Your cat has his/her own way of telling you how they are feeling.
These are some of the cat signs you will recognize:
When a cat is pleased to see you, she will put her tail straight up. The ultimate in happiness is a tail bolt upright and with a little hook at the end or quivering. Her ears are erect, and her eyelids might be slightly lowered. She’ll rub her face and body against you.
Some cats are vocal. Generally the higher-pitched sounds are "happy" while lower pitched can show frustration and be more demanding. For the most part, purrs are an indication of contentment. Kitty chortles and trills--a "prrrrupttt!" sound, is a also a good indication of cat happiness. Quiet cats may express happiness with silence and vocalize more to express unhappiness.
The relaxed, contented cat may rest with front paws tucked under, ears forward, eyelids half closed. Half-closed eyes mean "I am sleepy and content." An eye-blink from across the room is a also a happy cat gesture. If she lies on her back with all four paws in the air she is very relaxed. This is also an indication that she may allow you to stroke her tummy, which is a sign of trust.

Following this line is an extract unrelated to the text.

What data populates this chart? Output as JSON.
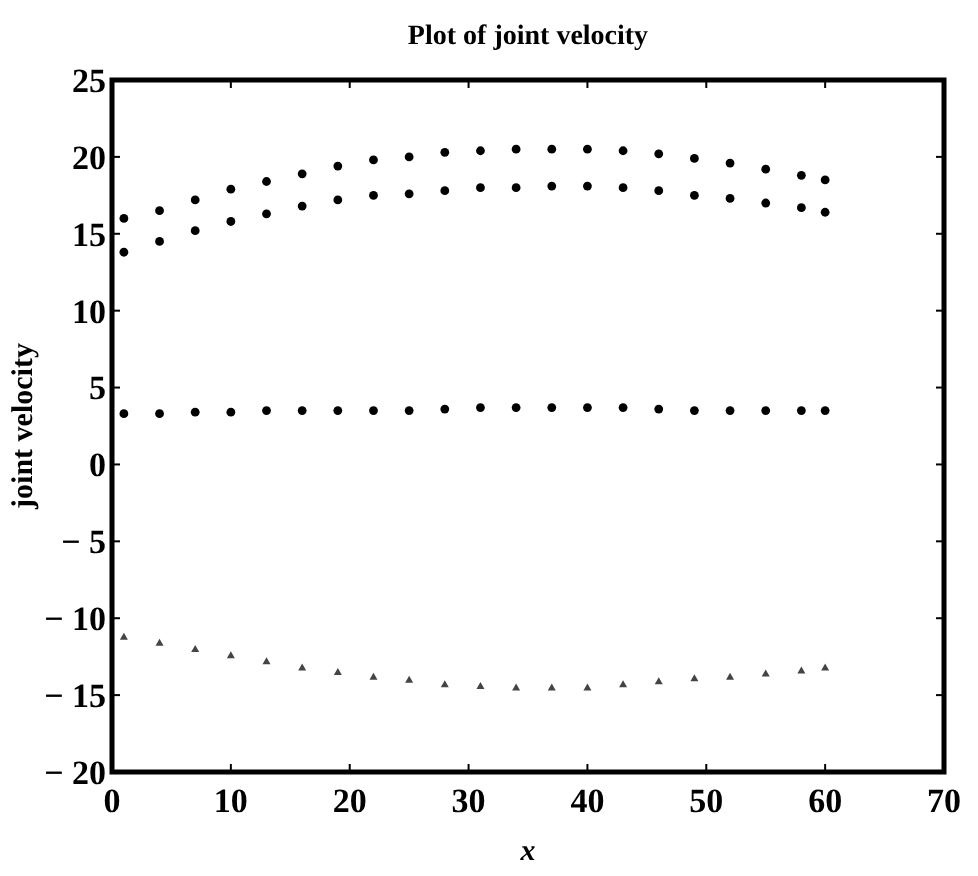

If your cat is curled up in your lap and is purring, he's probably very content. When a cat feels happy, he will often start kneading. Some very affectionate cats will put their paws around you and literally hang from your neck -- as with humans, this is just "a big hug."
A cat holding her head up is a content and confident cat. She'll show interest in her environment. She may "supervise" with a paw into everything new around the house. Or she may simply watch calmly from a distance.
A curious cat’s tail will be up and might also move a little from side to side. Ears will be erect and eyes will be wide open. Ears straight up slightly facing forward and relaxed whiskers are signs of a happy and alert cat. A stroke from you may cause her to move her whiskers slightly forward and half-close the eyes. This, with a soft purr, tells you she is a very content cat.
Kittens play nonstop and are perpetually happy. For adult cats, play is a terrific indication of happiness. As cats mature and progress into old age, play activity diminishes. But any amount of play -- from racing to wrestling, indicates happiness. Cats play with those they like and trust. When the cat lies on her side or is sitting down and the tail twitches slightly, it often means "I am interested, ready to play."
Cats who feel good keep themselves well groomed. Grooming other cats or licking humans also shows trust and a positive relationship. Cats happy with each other groom one another.